Aaron and the Asian mother almost made it.
Nicole drove to meet the boy, while her husband drove to meet the woman. They all lied to each other. The Asian mother stood at the door, looked at Aaron coming out of the car and smiled, calmly and tenderly, and said, "Is my house easy to find?" He stopped, dressed in white, looking at him, behind him was the endless greenery of summer. At that moment, they all knew that this would not work, and it would be useless. So he said, I'm sorry, and then turned and left. She smiled behind him, knowing everything, forgiving everything-you think, eight years, eight years.
On the other side, Nicole saw the boy in a wedding gown, hugging and congratulating his family with the bride at the door, and got in the car and left. She watched this scene, crying heartbreakingly in the car; why? Why did you cry until now? Because she thinks his marriage is betrayal? Because family happiness reminded her of her son? Because of something else? I don't know, and I can't explain it.

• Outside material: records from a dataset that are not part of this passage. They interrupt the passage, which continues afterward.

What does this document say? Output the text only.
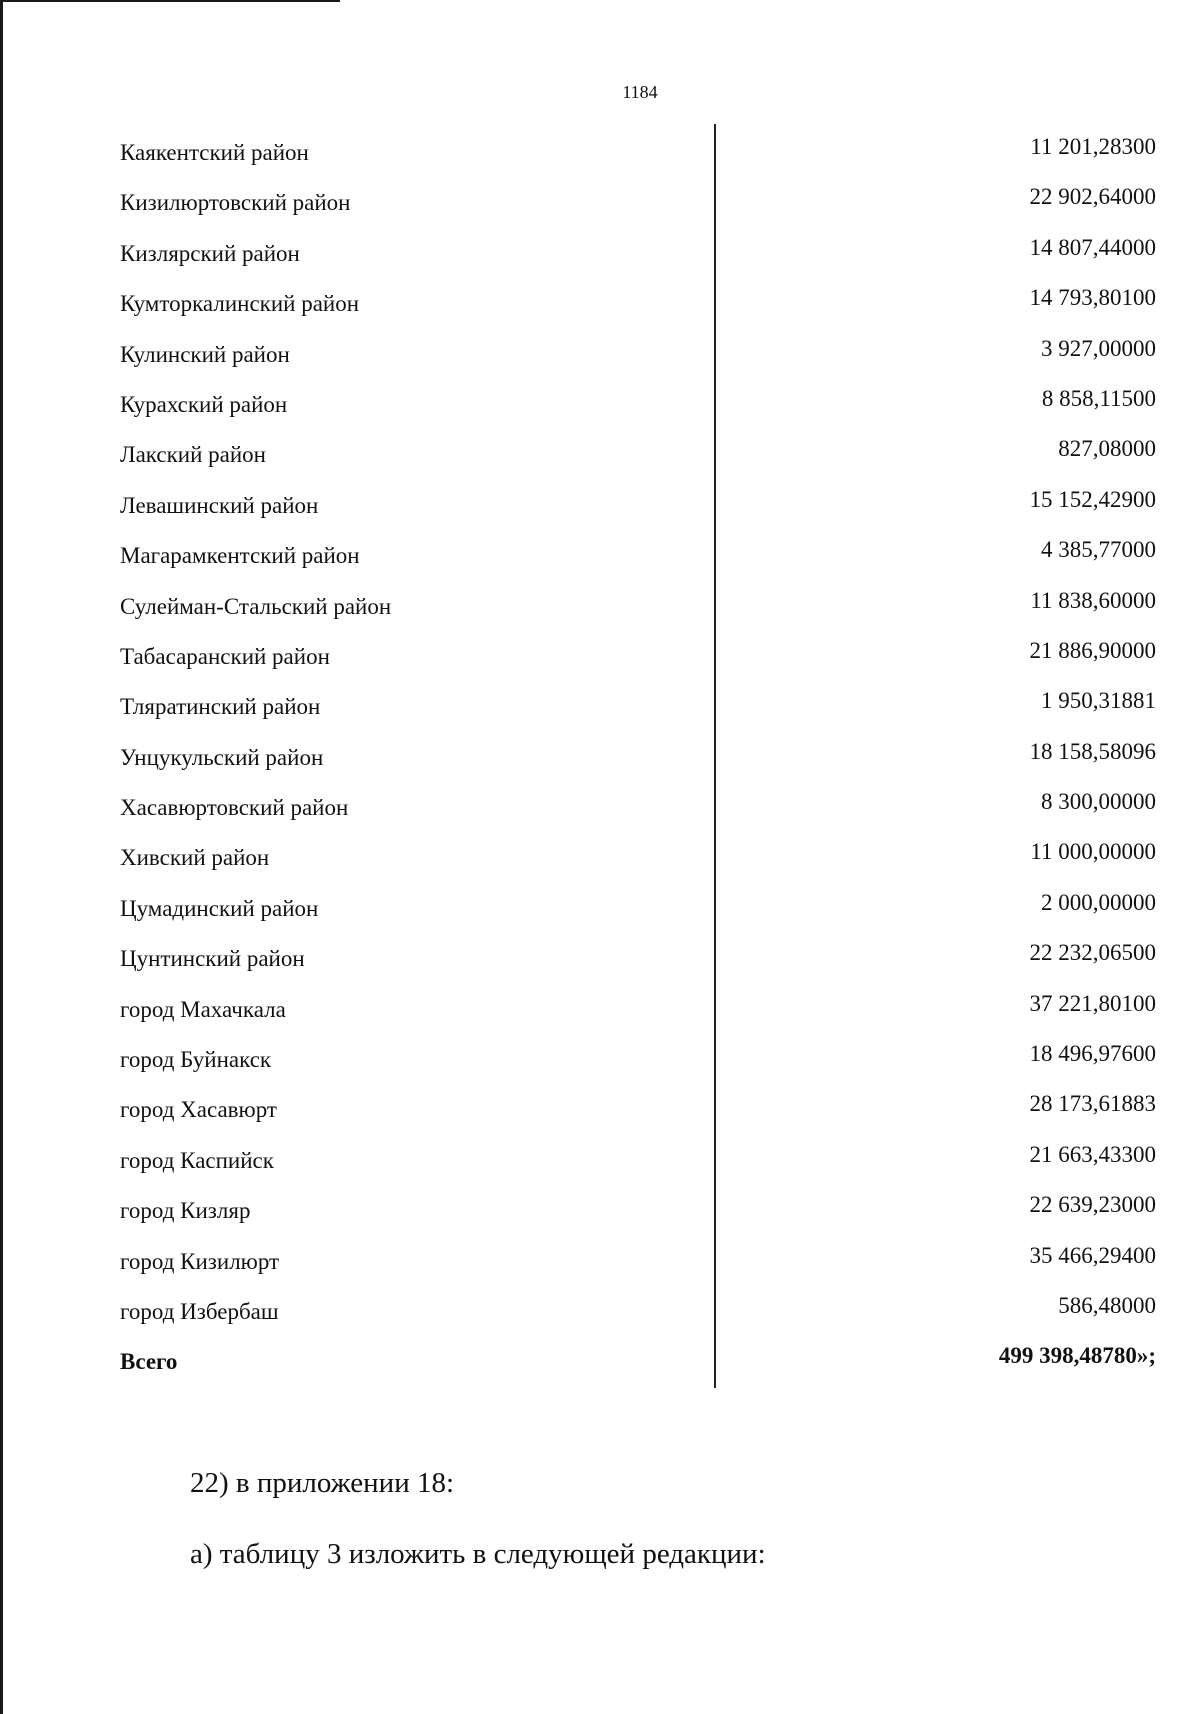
1184
Каякентский район	11 201,28300
Кизилюртовский район	22 902,64000
Кизлярский район	14 807,44000
Кумторкалинский район	14 793,80100
Кулинский район	3 927,00000
Курахский район	8 858,11500
Лакский район	827,08000
Левашинский район	15 152,42900
Магарамкентский район	4 385,77000
Сулейман-Стальский район	11 838,60000
Табасаранский район	21 886,90000
Тляратинский район	1 950,31881
Унцукульский район	18 158,58096
Хасавюртовский район	8 300,00000
Хивский район	11 000,00000
Цумадинский район	2 000,00000
Цунтинский район	22 232,06500
город Махачкала	37 221,80100
город Буйнакск	18 496,97600
город Хасавюрт	28 173,61883
город Каспийск	21 663,43300
город Кизляр	22 639,23000
город Кизилюрт	35 466,29400
город Избербаш	586,48000
Всего	499 398,48780»;
22) в приложении 18:
а) таблицу 3 изложить в следующей редакции:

Then of course they have to reconcile themselves, return to the middle class, elegant mediocrity; they invited friends over for dinner, talk, and pretended to be interested in their children; spent a meaningful afternoon. When Xi Zhong was gone, they sat there, slowly squeezing their hands together, but their expressions were so sad that there was no way out. Yes; they will continue to live, with two cars, a house, and a regular, less and less sex life; maybe there is another child; in short, all the way down the rabbit hole of life. Every death is an adventure: and death here may be a way out. The way out to another rabbit hole. It's just that they all missed it.